Beaucoup de gens ont encore une image de NEAR qui date de quelques années : une blockchain L1 rapide, avec des frais bas. Mais aujourd’hui, NEAR n’est déjà plus cette simple L1 qui cherche à concurrencer ETH et SOL en termes de vitesse et de coûts.
Ce que NEAR met surtout en avant maintenant, ce sont les Intents, l’inter-chaînes et l’AI Agent. En termes simples : à l’avenir, tu n’auras plus à te soucier de sur quelle chaîne se trouvent tes actifs, ni à étudier par toi-même les ponts inter-chaînes et le Gas. Il te suffira de dire au système « je veux convertir/échanger quoi contre quoi », et le reste, c’est lui qui s’en charge.
C’est là que la valeur de ZEC se révèle. ZEC résout le problème de la confidentialité, tandis que NEAR résout celui de la manière dont les actifs circulent et s’exécutent entre chaînes. À l’heure actuelle, les Intents de NEAR sont déjà connectés à ZEC : ZEC permet de rendre l’argent plus privé, et NEAR permet à l’argent de circuler entre des chaînes différentes.
En regardant un peu plus loin : si l’AI Agent commence vraiment à gérer les actifs, les transactions et les paiements à la place des gens, alors il aura besoin à la fois de la capacité d’exécution inter-chaînes de NEAR et de la capacité de confidentialité de ZEC. Après tout, personne n’a envie de voir ses fonds, ses contreparties, voire même ses stratégies de transaction, entièrement exposés sur la chaîne.

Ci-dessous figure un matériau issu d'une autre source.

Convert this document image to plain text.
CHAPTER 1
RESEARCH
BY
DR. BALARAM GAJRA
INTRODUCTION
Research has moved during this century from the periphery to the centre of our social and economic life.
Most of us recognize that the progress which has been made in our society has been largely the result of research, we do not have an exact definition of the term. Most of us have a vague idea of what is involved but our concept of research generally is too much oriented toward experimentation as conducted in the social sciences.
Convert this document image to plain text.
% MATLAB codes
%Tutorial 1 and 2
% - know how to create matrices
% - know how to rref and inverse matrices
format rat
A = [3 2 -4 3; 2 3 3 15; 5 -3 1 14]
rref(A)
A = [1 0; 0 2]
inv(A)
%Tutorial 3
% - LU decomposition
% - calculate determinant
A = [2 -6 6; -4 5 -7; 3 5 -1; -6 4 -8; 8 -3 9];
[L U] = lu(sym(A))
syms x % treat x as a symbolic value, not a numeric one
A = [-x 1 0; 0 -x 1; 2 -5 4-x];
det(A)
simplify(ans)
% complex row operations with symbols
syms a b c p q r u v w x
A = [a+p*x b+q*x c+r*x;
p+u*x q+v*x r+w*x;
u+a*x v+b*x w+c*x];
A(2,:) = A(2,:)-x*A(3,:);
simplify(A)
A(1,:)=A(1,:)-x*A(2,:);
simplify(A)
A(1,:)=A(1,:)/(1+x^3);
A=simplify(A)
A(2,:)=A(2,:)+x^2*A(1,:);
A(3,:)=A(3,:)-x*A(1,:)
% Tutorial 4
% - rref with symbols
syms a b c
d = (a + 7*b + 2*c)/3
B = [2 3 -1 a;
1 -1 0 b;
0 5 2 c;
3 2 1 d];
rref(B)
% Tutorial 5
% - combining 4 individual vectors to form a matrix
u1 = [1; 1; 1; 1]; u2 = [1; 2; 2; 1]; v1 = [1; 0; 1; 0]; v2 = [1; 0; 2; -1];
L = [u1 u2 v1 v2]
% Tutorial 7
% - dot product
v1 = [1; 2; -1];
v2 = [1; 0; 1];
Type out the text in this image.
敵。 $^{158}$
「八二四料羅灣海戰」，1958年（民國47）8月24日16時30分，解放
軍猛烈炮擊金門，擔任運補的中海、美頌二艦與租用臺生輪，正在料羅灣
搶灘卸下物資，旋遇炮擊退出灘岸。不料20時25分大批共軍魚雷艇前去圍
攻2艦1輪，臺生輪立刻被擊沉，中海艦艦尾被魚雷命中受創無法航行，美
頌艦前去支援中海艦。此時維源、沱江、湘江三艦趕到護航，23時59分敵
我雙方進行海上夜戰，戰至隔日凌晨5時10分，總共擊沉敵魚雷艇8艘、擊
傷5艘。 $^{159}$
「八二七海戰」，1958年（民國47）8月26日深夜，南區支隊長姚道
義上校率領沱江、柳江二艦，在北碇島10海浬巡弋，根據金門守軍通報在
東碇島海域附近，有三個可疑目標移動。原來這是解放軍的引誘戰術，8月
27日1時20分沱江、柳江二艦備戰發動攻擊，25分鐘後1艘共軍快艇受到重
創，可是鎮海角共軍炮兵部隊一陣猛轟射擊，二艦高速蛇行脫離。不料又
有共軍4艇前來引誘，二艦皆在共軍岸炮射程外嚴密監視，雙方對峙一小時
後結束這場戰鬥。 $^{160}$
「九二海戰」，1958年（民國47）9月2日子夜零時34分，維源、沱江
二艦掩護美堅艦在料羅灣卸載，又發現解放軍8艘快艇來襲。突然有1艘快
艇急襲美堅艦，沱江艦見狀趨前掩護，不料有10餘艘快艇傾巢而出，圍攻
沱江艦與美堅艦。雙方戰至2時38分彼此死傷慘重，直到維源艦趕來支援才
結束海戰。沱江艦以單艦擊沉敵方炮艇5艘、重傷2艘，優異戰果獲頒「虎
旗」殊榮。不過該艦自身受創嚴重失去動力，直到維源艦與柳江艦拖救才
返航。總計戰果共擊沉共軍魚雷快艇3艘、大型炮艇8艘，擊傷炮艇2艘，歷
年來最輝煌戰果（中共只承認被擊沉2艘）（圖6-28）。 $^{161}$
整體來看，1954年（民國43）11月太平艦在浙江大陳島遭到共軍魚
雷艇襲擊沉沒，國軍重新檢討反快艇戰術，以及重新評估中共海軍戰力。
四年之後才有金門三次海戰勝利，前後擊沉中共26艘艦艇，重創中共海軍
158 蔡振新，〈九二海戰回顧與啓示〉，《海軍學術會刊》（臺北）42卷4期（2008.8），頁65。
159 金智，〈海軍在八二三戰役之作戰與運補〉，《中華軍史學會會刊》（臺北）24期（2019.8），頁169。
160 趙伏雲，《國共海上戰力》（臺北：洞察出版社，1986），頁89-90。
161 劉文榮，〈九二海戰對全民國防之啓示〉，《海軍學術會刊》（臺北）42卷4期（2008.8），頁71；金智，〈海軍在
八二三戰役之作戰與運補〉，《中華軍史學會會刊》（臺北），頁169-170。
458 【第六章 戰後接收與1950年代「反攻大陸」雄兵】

Donc, pour l’instant, je vois NEAR et ZEC comme deux pièces d’un puzzle capables de se compléter : NEAR redéfinit la manière dont les chaînes peuvent interagir entre elles, tandis que ZEC répond au problème croissant de la confidentialité dans le monde on-chain. Si, à l’avenir, l’AI Agent + l’inter-chaînes + la confidentialité finissent vraiment par prendre de l’ampleur, l’intersection entre les deux risque de devenir de plus en plus grande.
Il y a aussi un problème encore plus crucial : avec tout ce que NEAR construit, quel est le lien final avec le token NEAR ? Avant, le plus gros problème de nombreuses blockchains, c’était que l’écosystème était très animé, mais l’argent gagné n’avait pas vraiment de rapport avec le token. NEAR est en train de changer cela.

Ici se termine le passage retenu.